Si l'on veut en saisir un peu mieux les ressorts, il faut se pencher sur les personnages qui la nourrissent, sur les itinéraires qui les y conduisent ; faire le compte des égarements, mesurer les reconversions, apprécier les recyclages, bref faire un peu d'histoire, en tenant compte de la part de l'aléatoire en ce domaine. Non certes pour stigmatiser tel ou tel ou pour retourner à l'envoyeur le compliment de la dénonciation ad hominem, mais pour comprendre comment de bons esprits ont pu passer, en moins d'une génération, du marxisme doctrinaire au culte de la souveraineté et des idiosyncrasies nationales, de la contre-culture des années 1960 et 1970 à la nostalgie des humanités, du franco-judaïsme universaliste à la défense inconditionnelle d'Ariel Sharon, de la lecture de Tocqueville à celle de Carl Schmitt...

De tels retournements ne tombent pas sous le sens et ne peuvent s'expliquer ni par la seule volonté de rupture, ni par la versatilité de la gent intellectuelle.

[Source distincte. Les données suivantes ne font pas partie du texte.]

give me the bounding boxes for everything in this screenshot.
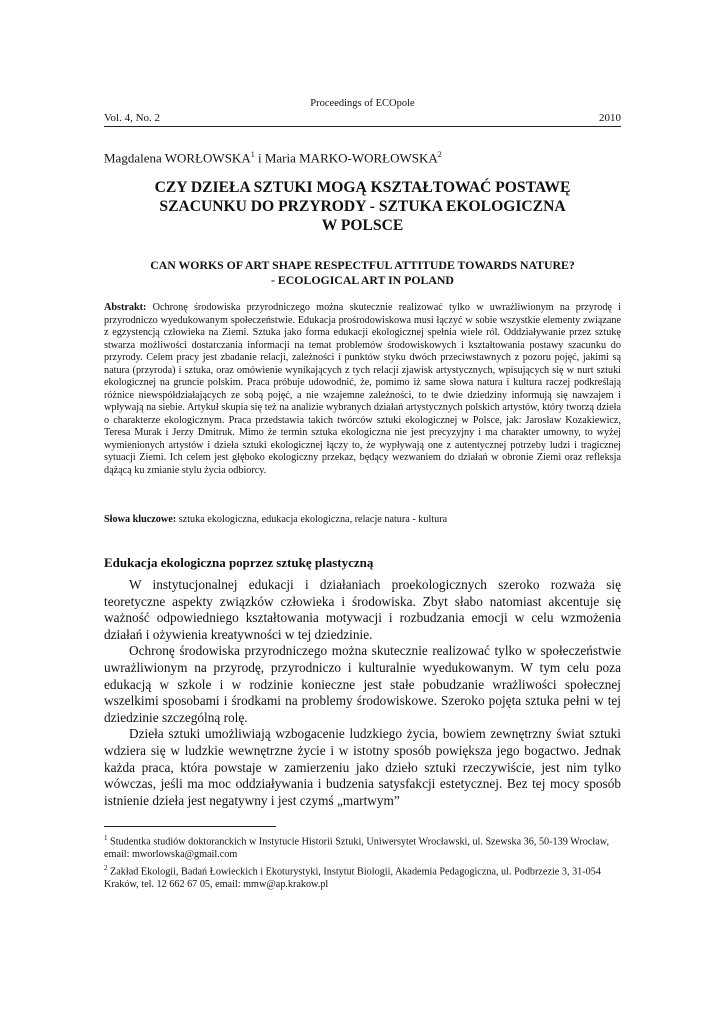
title-english-line-2: - ECOLOGICAL ART IN POLAND [271, 273, 454, 287]
footnote-2-mark: 2 [104, 863, 108, 872]
author-1: Magdalena WORŁOWSKA [104, 150, 251, 166]
body-text [104, 577, 621, 809]
title-english-line-1: CAN WORKS OF ART SHAPE RESPECTFUL ATTITUDE TOWARDS NATURE? [150, 258, 575, 272]
volume-row [104, 112, 621, 124]
footnote-2-text: Zakład Ekologii, Badań Łowieckich i Ekoturystyki, Instytut Biologii, Akademia Pedagogiczna, ul. Podbrzezie 3, 31-054 Kraków, tel. 12 662 67 05, email: mmw@ap.krakow.pl [104, 865, 601, 890]
footnote-1-text: Studentka studiów doktoranckich w Instytucie Historii Sztuki, Uniwersytet Wrocławski, ul. Szewska 36, 50-139 Wrocław, email: mworlowska@gmail.com [104, 836, 609, 860]
header-divider [104, 126, 621, 127]
keywords-text: sztuka ekologiczna, edukacja ekologiczna, relacje natura - kultura [176, 514, 448, 525]
volume-number: Vol. 4, No. 2 [104, 112, 161, 124]
author-2-footnote-mark: 2 [437, 150, 442, 159]
footnote-1-mark: 1 [104, 834, 108, 842]
abstract-label: Abstrakt: [104, 302, 147, 313]
author-2: Maria MARKO-WORŁOWSKA [264, 150, 438, 166]
journal-name: Proceedings of ECOpole [310, 98, 415, 109]
title-polish [104, 178, 621, 235]
keywords-label: Słowa kluczowe: [104, 514, 177, 525]
title-polish-line-3: W POLSCE [321, 217, 404, 234]
section-heading: Edukacja ekologiczna poprzez sztukę plastyczną [104, 555, 374, 570]
paragraph-1: W instytucjonalnej edukacji i działaniach proekologicznych szeroko rozważa się teoretyczne aspekty związków człowieka i środowiska. Zbyt słabo natomiast akcentuje się ważność odpowiedniego kształtowania motywacji i rozbudzania emocji w celu wzmożenia działań i ożywienia kreatywności w tej dziedzinie. [104, 577, 621, 642]
abstract [104, 302, 621, 477]
footnote-divider [104, 826, 276, 827]
paragraph-3: Dzieła sztuki umożliwiają wzbogacenie ludzkiego życia, bowiem zewnętrzny świat sztuki wdziera się w ludzkie wewnętrzne życie i w istotny sposób powiększa jego bogactwo. Jednak każda praca, która powstaje w zamierzeniu jako dzieło sztuki rzeczywiście, jest nim tylko wówczas, jeśli ma moc oddziaływania i budzenia satysfakcji estetycznej. Bez tej mocy sposób istnienie dzieła jest negatywny i jest czymś „martwym” [104, 726, 621, 808]
title-polish-line-1: CZY DZIEŁA SZTUKI MOGĄ KSZTAŁTOWAĆ POSTAWĘ [154, 179, 571, 196]
author-conjunction: i [254, 150, 265, 166]
footnotes [104, 832, 621, 891]
title-polish-line-2: SZACUNKU DO PRZYRODY - SZTUKA EKOLOGICZNA [159, 198, 566, 215]
title-english [104, 258, 621, 288]
footnote-1 [104, 832, 621, 862]
publication-year: 2010 [599, 112, 621, 124]
author-line [104, 150, 621, 166]
paragraph-2: Ochronę środowiska przyrodniczego można skutecznie realizować tylko w społeczeństwie uwrażliwionym na przyrodę, przyrodniczo i kulturalnie wyedukowanym. W tym celu poza edukacją w szkole i w rodzinie konieczne jest stałe pobudzanie wrażliwości społecznej wszelkimi sposobami i środkami na problemy środowiskowe. Szeroko pojęta sztuka pełni w tej dziedzinie szczególną rolę. [104, 643, 621, 725]
keywords [104, 514, 621, 527]
footnote-2 [104, 862, 621, 892]
abstract-text: Ochronę środowiska przyrodniczego można skutecznie realizować tylko w uwrażliwionym na przyrodę i przyrodniczo wyedukowanym społeczeństwie. Edukacja prośrodowiskowa musi łączyć w sobie wszystkie elementy związane z egzystencją człowieka na Ziemi. Sztuka jako forma edukacji ekologicznej spełnia wiele ról. Oddziaływanie przez sztukę stwarza możliwości dostarczania informacji na temat problemów środowiskowych i kształtowania postawy szacunku do przyrody. Celem pracy jest zbadanie relacji, zależności i punktów styku dwóch przeciwstawnych z pozoru pojęć, jakimi są natura (przyroda) i sztuka, oraz omówienie wynikających z tych relacji zjawisk artystycznych, wpisujących się w nurt sztuki ekologicznej na gruncie polskim. Praca próbuje udowodnić, że, pomimo iż same słowa natura i kultura raczej podkreślają różnice niewspółdziałających ze sobą pojęć, a nie wzajemne zależności, to te dwie dziedziny informują się nawzajem i wpływają na siebie. Artykuł skupia się też na analizie wybranych działań artystycznych polskich artystów, który tworzą dzieła o charakterze ekologicznym. Praca przedstawia takich twórców sztuki ekologicznej w Polsce, jak: Jarosław Kozakiewicz, Teresa Murak i Jerzy Dmitruk. Mimo że termin sztuka ekologiczna nie jest precyzyjny i ma charakter umowny, to wyżej wymienionych artystów i dzieła sztuki ekologicznej łączy to, że wypływają one z autentycznej potrzeby ludzi i tragicznej sytuacji Ziemi. Ich celem jest głęboko ekologiczny przekaz, będący wezwaniem do działań w obronie Ziemi oraz refleksja dążącą ku zmianie stylu życia odbiorcy. [104, 302, 621, 476]
author-1-footnote-mark: 1 [250, 150, 255, 159]
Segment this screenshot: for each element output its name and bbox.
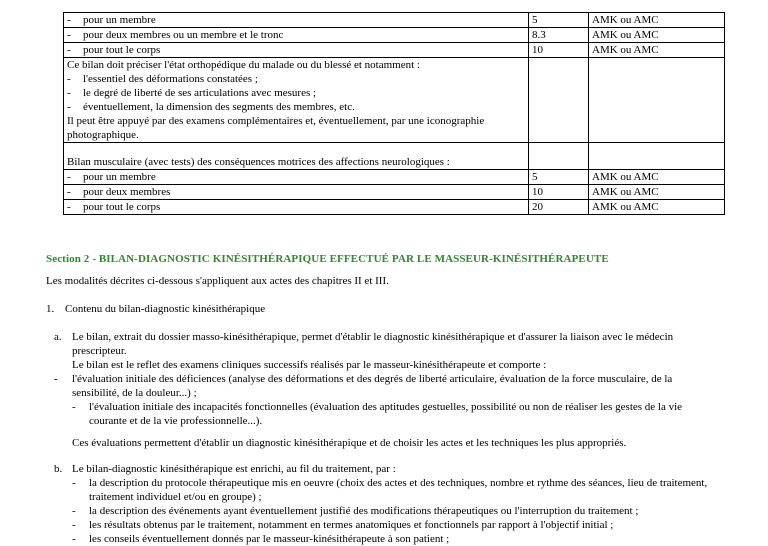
list-marker-b: b. — [54, 463, 63, 475]
ortho-item: le degré de liberté de ses articulations avec mesures ; — [83, 87, 317, 99]
row-value: 20 — [529, 200, 589, 215]
dash: - — [72, 505, 76, 517]
row-value: 5 — [529, 170, 589, 185]
b-text: Le bilan-diagnostic kinésithérapique est enrichi, au fil du traitement, par : — [72, 463, 396, 475]
row-code: AMK ou AMC — [589, 43, 725, 58]
row-value: 5 — [529, 13, 589, 28]
row-label: pour tout le corps — [83, 201, 161, 213]
section-intro: Les modalités décrites ci-dessous s'appliquent aux actes des chapitres II et III. — [46, 275, 389, 287]
item-title: Contenu du bilan-diagnostic kinésithérapique — [65, 303, 266, 315]
table-row — [64, 43, 725, 58]
row-value: 8.3 — [529, 28, 589, 43]
b-item: la description du protocole thérapeutique mis en oeuvre (choix des actes et des techniques, nombre et rythme des séances, lieu de traitement, — [89, 477, 708, 489]
table-row-ortho — [64, 58, 725, 143]
dash: - — [67, 171, 71, 183]
a-dash-line: l'évaluation initiale des déficiences (analyse des déformations et des degrés de liberté articulaire, évaluation de la force musculaire, de la — [72, 373, 673, 385]
row-code: AMK ou AMC — [589, 200, 725, 215]
table-row-musc-header — [64, 143, 725, 170]
row-code: AMK ou AMC — [589, 28, 725, 43]
a-dash-line: courante et de la vie professionnelle...). — [89, 415, 263, 427]
dash: - — [72, 401, 76, 413]
row-label: pour un membre — [83, 171, 156, 183]
row-label: pour deux membres — [83, 186, 171, 198]
b-item: les conseils éventuellement donnés par le masseur-kinésithérapeute à son patient ; — [89, 533, 450, 545]
table-row — [64, 28, 725, 43]
a-dash-line: sensibilité, de la douleur...) ; — [72, 387, 197, 399]
a-text-line: Le bilan, extrait du dossier masso-kinésithérapique, permet d'établir le diagnostic kinésithérapique et d'assurer la liaison avec le médecin — [72, 331, 674, 343]
bilan-table — [63, 12, 725, 215]
musc-header: Bilan musculaire (avec tests) des conséquences motrices des affections neurologiques : — [67, 156, 450, 168]
row-value: 10 — [529, 185, 589, 200]
dash: - — [72, 519, 76, 531]
ortho-item: l'essentiel des déformations constatées ; — [83, 73, 258, 85]
dash: - — [67, 29, 71, 41]
ortho-outro: Il peut être appuyé par des examens complémentaires et, éventuellement, par une iconographie photographique. — [67, 115, 485, 141]
ortho-intro: Ce bilan doit préciser l'état orthopédique du malade ou du blessé et notamment : — [67, 59, 420, 71]
row-value: 10 — [529, 43, 589, 58]
ortho-item: éventuellement, la dimension des segments des membres, etc. — [83, 101, 355, 113]
row-label: pour deux membres ou un membre et le tronc — [83, 29, 284, 41]
dash: - — [72, 477, 76, 489]
dash: - — [67, 101, 71, 113]
table-row — [64, 200, 725, 215]
item-number: 1. — [46, 303, 55, 315]
dash: - — [67, 186, 71, 198]
section-title: Section 2 - BILAN-DIAGNOSTIC KINÉSITHÉRAPIQUE EFFECTUÉ PAR LE MASSEUR-KINÉSITHÉRAPEUTE — [46, 253, 609, 265]
row-code: AMK ou AMC — [589, 13, 725, 28]
dash: - — [67, 44, 71, 56]
table-row — [64, 170, 725, 185]
b-item: la description des événements ayant éventuellement justifié des modifications thérapeutiques ou l'interruption du traitement ; — [89, 505, 639, 517]
dash: - — [67, 14, 71, 26]
a-conclusion: Ces évaluations permettent d'établir un diagnostic kinésithérapique et de choisir les actes et les techniques les plus appropriés. — [72, 437, 627, 449]
b-item: traitement individuel et/ou en groupe) ; — [89, 491, 262, 503]
b-item: les résultats obtenus par le traitement, notamment en termes anatomiques et fonctionnels par rapport à l'objectif initial ; — [89, 519, 614, 531]
table-row — [64, 13, 725, 28]
a-dash-line: l'évaluation initiale des incapacités fonctionnelles (évaluation des aptitudes gestuelles, possibilité ou non de réaliser les gestes de la vie — [89, 401, 683, 413]
list-marker-a: a. — [54, 331, 62, 343]
row-code: AMK ou AMC — [589, 185, 725, 200]
table-row — [64, 185, 725, 200]
row-code: AMK ou AMC — [589, 170, 725, 185]
row-label: pour tout le corps — [83, 44, 161, 56]
row-label: pour un membre — [83, 14, 156, 26]
dash: - — [72, 533, 76, 545]
a-text-line: Le bilan est le reflet des examens cliniques successifs réalisés par le masseur-kinésithérapeute et comporte : — [72, 359, 547, 371]
dash: - — [67, 73, 71, 85]
a-text-line: prescripteur. — [72, 345, 127, 357]
dash: - — [54, 373, 58, 385]
dash: - — [67, 87, 71, 99]
dash: - — [67, 201, 71, 213]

Cette dernière n'est pas composée seulement de « maîtres-censeurs » et d'esprits libres. À suivre quelques trajectoires représentatives, on s'aperçoit que le backlash idéologique actuel s'alimente tout autant du réveil de certaines références oubliées que de la réinterprétation — parfois très person­nelle — d'auteurs, hier encore très en vogue. D'où ces alliages hybri­des et inattendus que nous observons aujourd'hui. Pour en saisir la logique, il faut repartir de quelques invariants de la vie intellec­tuelle française, de ce « parti intellectuel » dont Péguy est le premier à avoir parlé et dont le grand Albert Thibaudet a esquissé l'histoire, projet repris plus systématiquement pour d'autres époques par Paul Bénichou (75).